Metaflow stores all data artifacts, code packages and library dependencies in S3. Minimally, you need to create at least one S3 bucket to store these objects.

METAFLOW_DATASTORE_SYSROOT_S3 [Required]

S3 bucket and prefix used by Metaflow to store data artifacts and code packages.

METAFLOW_DATATOOLS_S3ROOT [Optional]

S3 bucket and prefix used by metaflow.S3 to store data objects. Defaults to $METAFLOW_DATASTORE_SYSROOT_S3/data.

METAFLOW_CONDA_PACKAGE_S3ROOT [Optional]

S3 bucket and prefix used by Metaflow to store conda packages. Defaults to $METAFLOW_DATASTORE_SYSROOT_S3/conda.

METAFLOW_S3_ENDPOINT_URL [Optional]

Allows you to specify the endpoint_url parameter for Boto (see here).

Compute: Batch

To orchestrate compute on Batch, you need to minimally create a Compute Environment, a Job Queue and an IAM role that allows the Batch container to access your S3 bucket (ListBucket, PutObject, GetObject, DeleteObject) as well as any other AWS services your user code might interface with (e.g, allowing PassRole privileges to sagemaker services).

METAFLOW_BATCH_JOB_QUEUE [Required]

Batch job queue for Metaflow to place jobs on.

METAFLOW_ECS_S3_ACCESS_IAM_ROLE [Required]

IAM role allowing Batch ECS tasks to access S3 and other AWS services.

METAFLOW_BATCH_CONTAINER_IMAGE [Optional]

Default Docker container image to execute Batch tasks on. Defaults to Python image corresponding to the major.minor version of the Python interpreter running the flow.

METAFLOW_BATCH_CONTAINER_REGISTRY [Optional]

Default Docker container registry to pull container images from. Defaults to docker hub.

Metadata: Metaflow Service

The metaflow service is a simple aiohttp service on top of an RDS instance. To set it up, follow these steps:

Create VPC

1. Launch VPC Wizard.
2. Create a VPC with Single Public Subnet. Note the ID for subsequent steps.
3. Go to Subnets and create a second Subnet.
4. Add to the Route Table

Create Security Groups

Select EC2 from services

Navigate to Security Groups from left pane

Select vpc that was created in the previous step from drop down

Create ECS Security Group

This security group will allow inbound api access to metadata service

Add rule to make port 8080 accessible

Record ecs security group id for use in next step

Create RDS security group

Create another security group within same vpc. This group will be used to allow postgres access from ECS (i.e. allow the metadata service to read from the DB)

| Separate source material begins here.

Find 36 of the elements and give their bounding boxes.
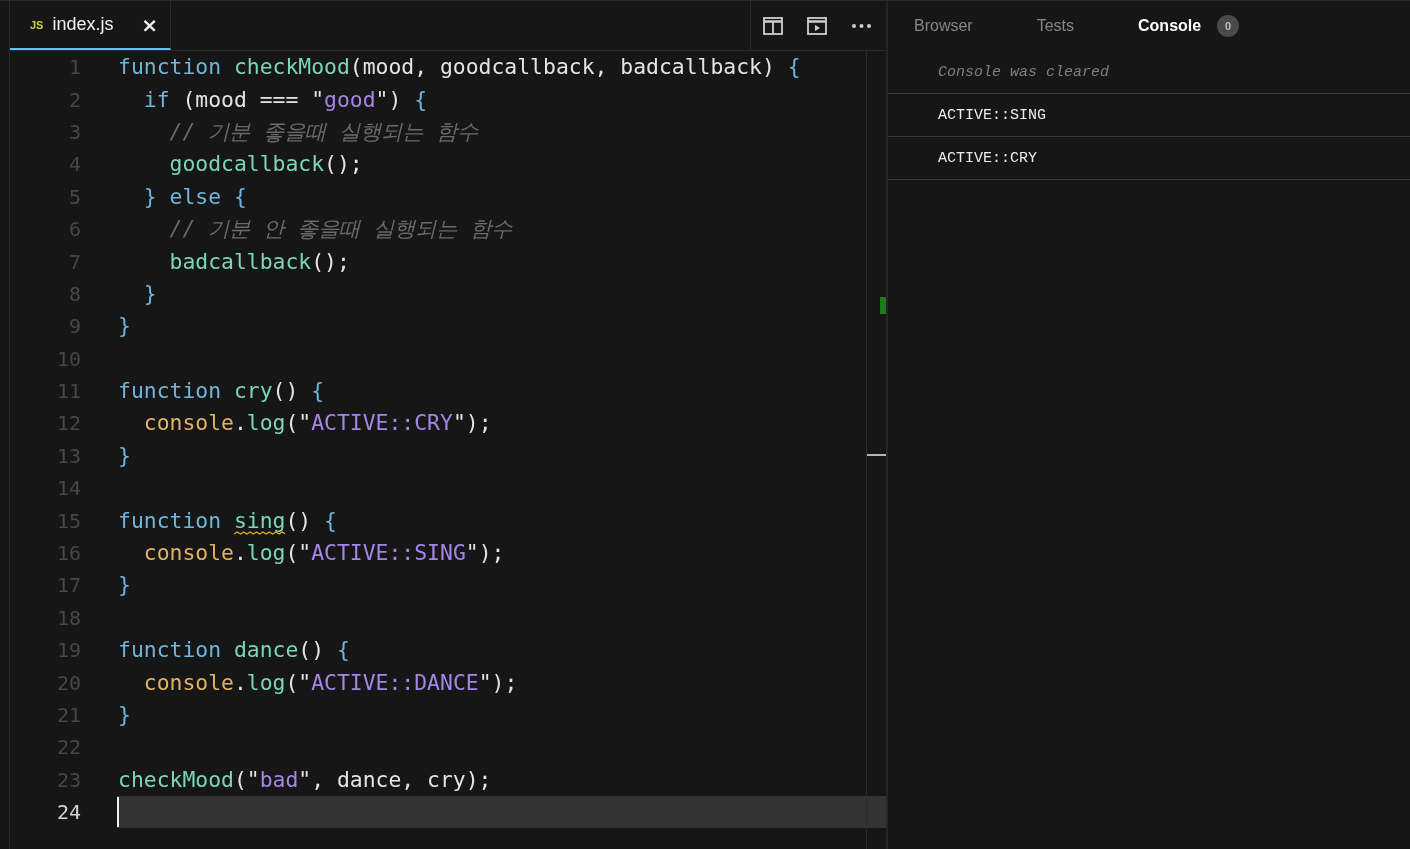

Add rule to make port 5432 accessible (type postgres) and attach to ECS security group

Create RDS

Note: Currently we only support Postgres as the backend DB

1. Create DB Subnet Group
2. Create RDS instance

under "Additional connectivity configuration" add the security group that was previously created (ECS -> 5432)

Finally under "Additional Configuration" at the bottom of the page. Configure the initial database name. By default the Metadata Service expects the db name to be "metaflow". Although this is configurable via environment variables.

Create ECS Service Cluster

1. Set up a cluster using Fargate

Set up ECS Task Definition

1. Use Fargate template for Task definition

2. Note the environment variables needed.

Create Metaflow Service

1. Navigate to ECS in console, select Create from Services tab and select Task Definition created previously.

Note: Be sure to select security group created in previous step (0.0.0.0/0 -> 8080)

2. Select VPC created previously and add both the Subnets created previously as well. Optionally configure a LoadBalancer if needed.
3. Choose Autoscaling if needed.
4. Review and Confirm.

METAFLOW_SERVICE_URL [Required]

URL to the Metaflow service.

CloudFormation Template

We understand that setting up these services manually and getting all the permissions right can be complicated at times; that is why we bundle in a CloudFormation template to automate setting up these services on AWS. This template can be used both within CloudFormation as well as ServiceCatalog for provisioning resources.

Configuring Metaflow

Metaflow can be configured via CLI :

metaflow configure aws

Additionally, any of the specified configuration parameters can be overridden by specifying them as environment variables.